Be Ready For The Rally To Falter

rogernusbaum

The S&P 500 has enjoyed a swift rally over that last three weeks, 24% since March 23. Based on previous market events, this is not an indication of a healthy market. The implication is that this is a bear market rally and then when everyone is feeling good (has a new bull market started?) about stocks it will whoosh down and scare the hell out of everyone all over again. It happened during the tech wreck and the financial crisis. Bear market rallies are normal and so are to be expected. Up days of 3, 4, 5% are emotionally driven. Heightened emotion is more logically associated with bear markets. Look down any list of individual stocks today and you'll see a bunch up 4, 5, 6 even more percent. The next day the market goes down a lot you'll see individual stocks with declines that large. It belies emotion.

That's not a prediction, that is a recap of normal market behavior. For all anyone knows, the bear market is over, this is not a bear market rally and we're off to the races. That's not a prediction either. I have no idea what will happen, no one does which is why my investment approach is not predicated on trying to guess what will happen but on a process that I am able to stick to no matter what happens.

Up days of 3, 4, 5% are emotionally driven (repeated for emphasis). Against this backdrop, if nothing else it makes sense to be emotionally ready for another sickening swoon. Again, not a prediction but an outcome well within the realm of how similar events have played out before. There's no downside to being ready for more declines, especially if your strategy is to hold on no matter what.
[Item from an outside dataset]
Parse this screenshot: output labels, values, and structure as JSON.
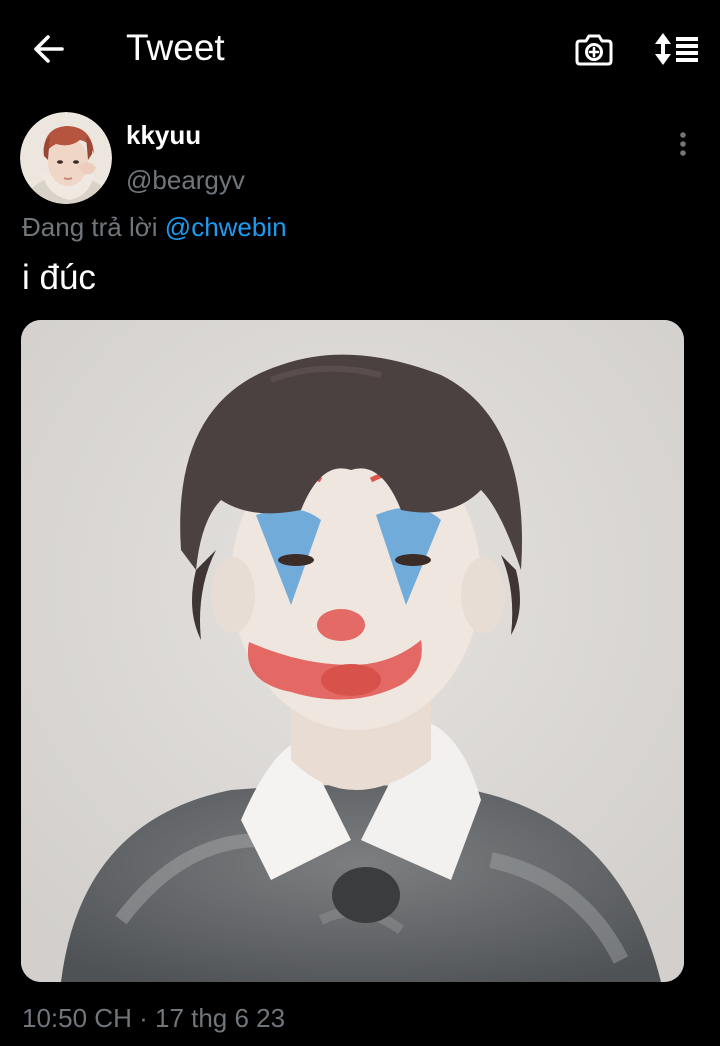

This moment of having no idea what will happen is why I don't believe in selling everything out when it looks like the market should go down. Equities have a long history of going up when they shouldn't. Earnings look like they could implode, GDP could contract by 20-30% on an annualized for the quarter, we already know the jobs situation is dreadful and people are dying from a virus we don't fully understand yet, so why the hell would equities go up? No reason, they could just go up. Still not a prediction. I mentioned the other day that with the heightened volatility of this event I was the portfolio to be less volatile than the index. Through all of this I only sold one equity that was a satellite type of holding that not every client owned. The way I've reduced volatility was by adding funds that tend to go up when the market does down. If the S&P 500 has started a non-stop ride to 4000 I would expect to lag that move not miss it.

The idea of stocks going up when they shouldn't is how the rally that started on March 9, 2009. Right then and there, there was no reason for stocks to go up but they did. I have no reasonable expectation that I could predict with any sort of reliability when absolute bottoms happen so my strategy does not hinge on being able to do that. My preference to be less volatile in hopes of avoiding the full brunt of large declines risks being too defensive depending on how it plays out or not defensive enough. Those consequences are far less than going to 100% cash after a large decline and watching the market recover from sidelines without you.

There are countless valid strategies. The one I use is what makes the most sense for me based on what I think I know about markets and their behavior as well as my limits and my behavior. Your strategy should be suitable to your limits and behaviors. What is not valid is having no plan, selling in a panic and then getting left behind. It happens to people in every event and will happen in this one too. Don't let that happen to you.